2007 Dr McKenna Cup

Tournament details
- Province: Ulster
- Year: 2007

= 2007 Dr McKenna Cup =

The 2007 Dr McKenna Cup was a Gaelic football competition played under the auspices of Ulster GAA.

==Summary==
Tyrone were eventually declared the winning team at official level, though the victory was tarnished by their choice of tactics. The team was at one point stripped of the cup for breaking the rules.

They defeated Donegal in the final; however they did so in controversial circumstances while fielding ineligible players and midfielder Kevin Hughes was shown a red card.

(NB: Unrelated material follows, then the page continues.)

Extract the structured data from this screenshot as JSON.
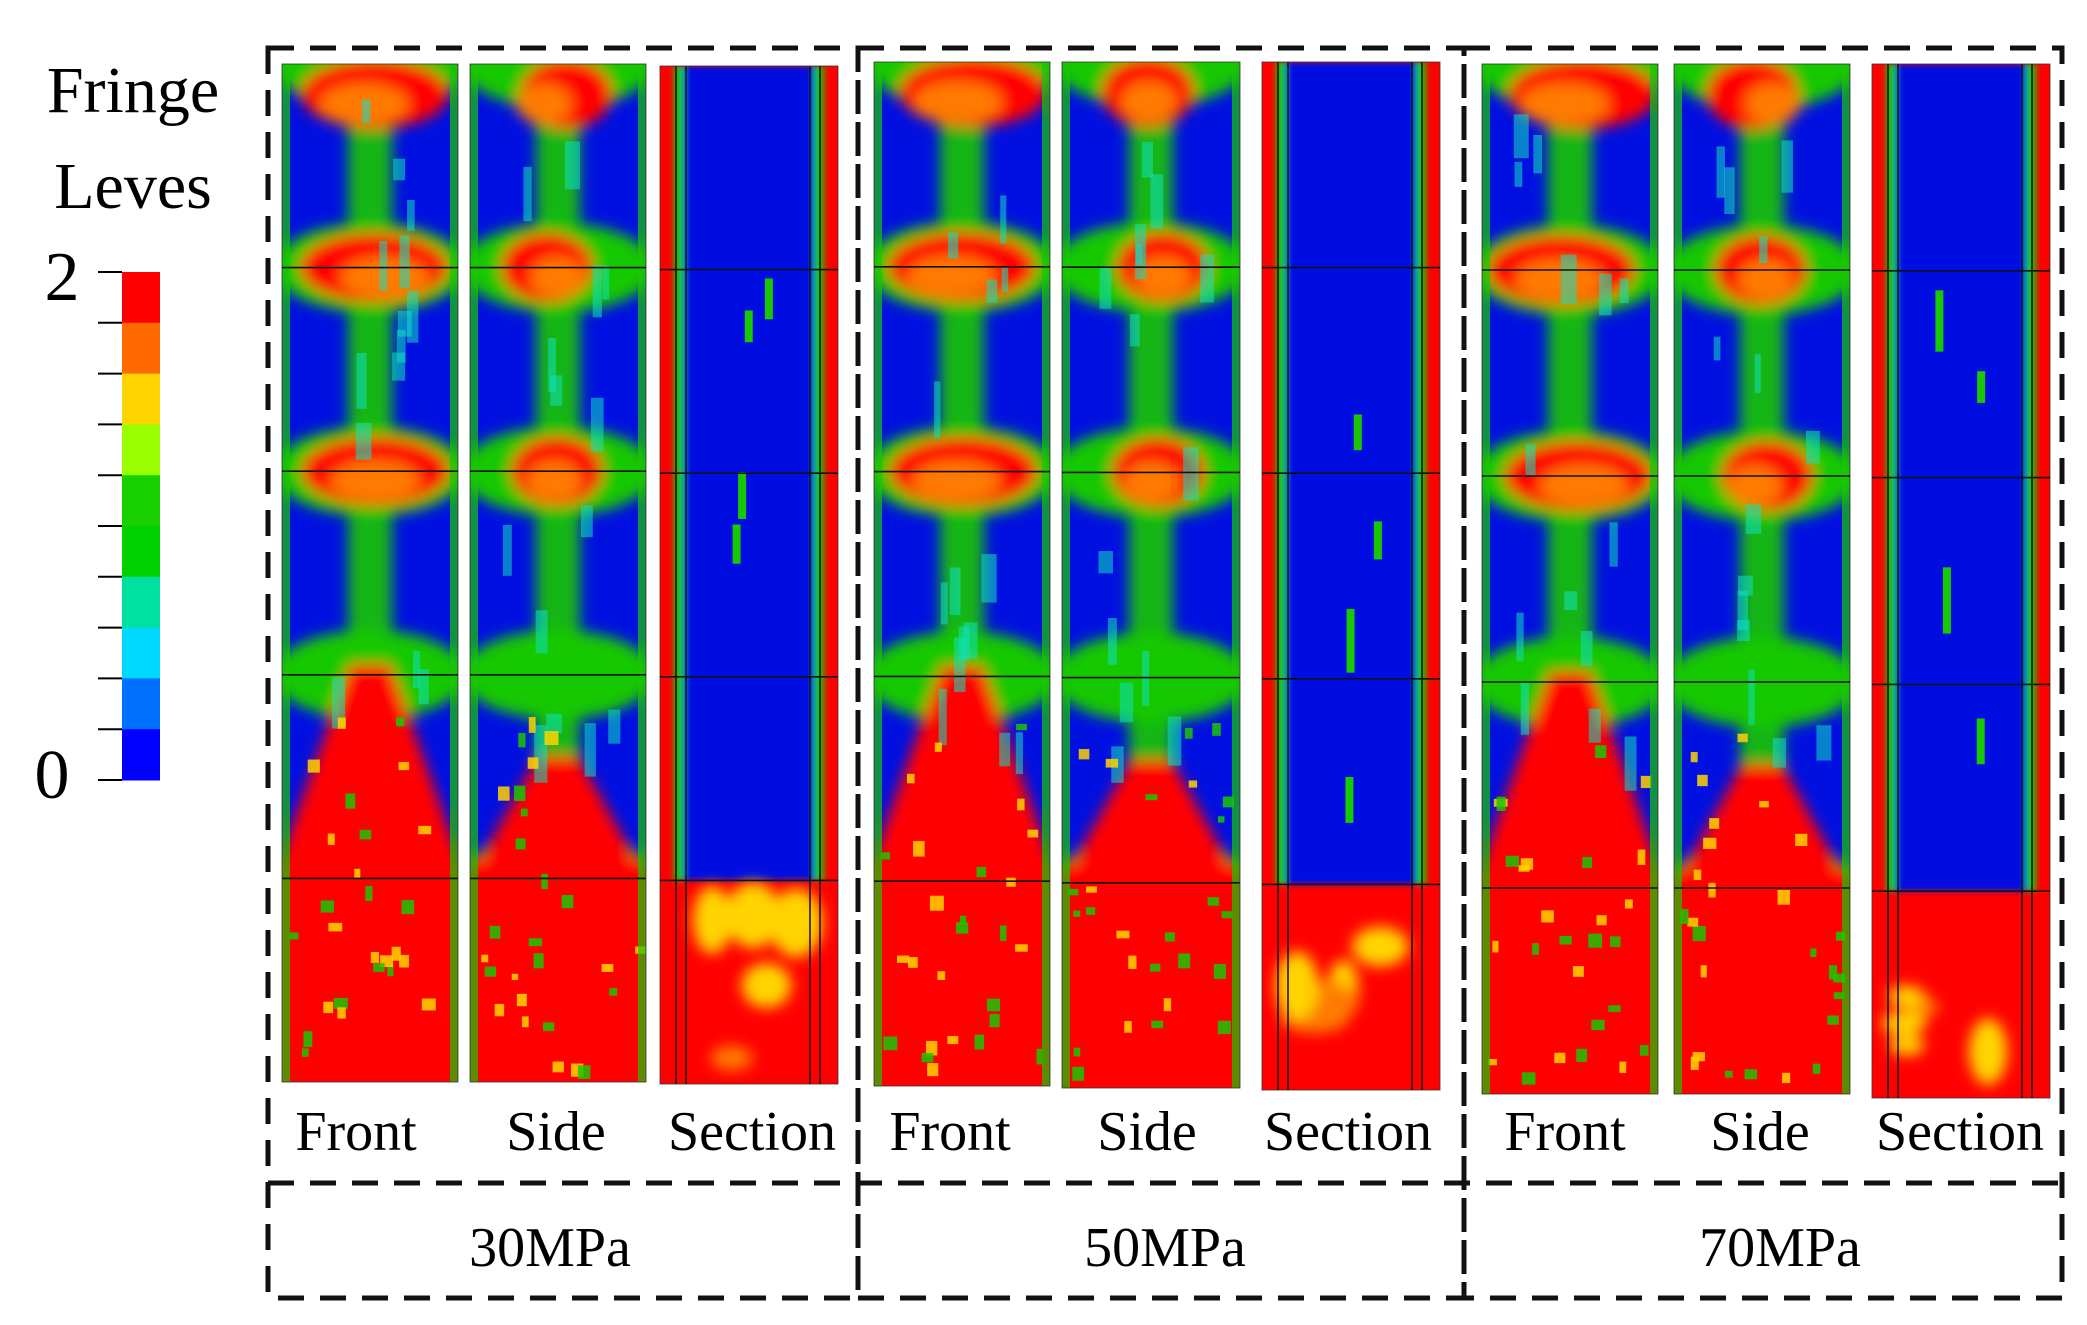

A month-long dispute over the player eligibility issue ensued, with the matter coming before the Ulster Council. Tyrone were allowed to keep the cup, even though they had earlier been deducted points for exactly the same offence, though not enough to prevent them from winning their group and eliminate them from the competition.

In the 2008 semi-finals Donegal defeated Armagh and Tyrone defeated Monaghan. The Ulster Council had earlier declared UUJ as semi-finalists in place of Monaghan but they later redid their calculations correctly.

The tournament also saw former Fermanagh star Rory Gallagher make a substitute appearance and score a late point for Cavan in their victory over Queen's University Belfast.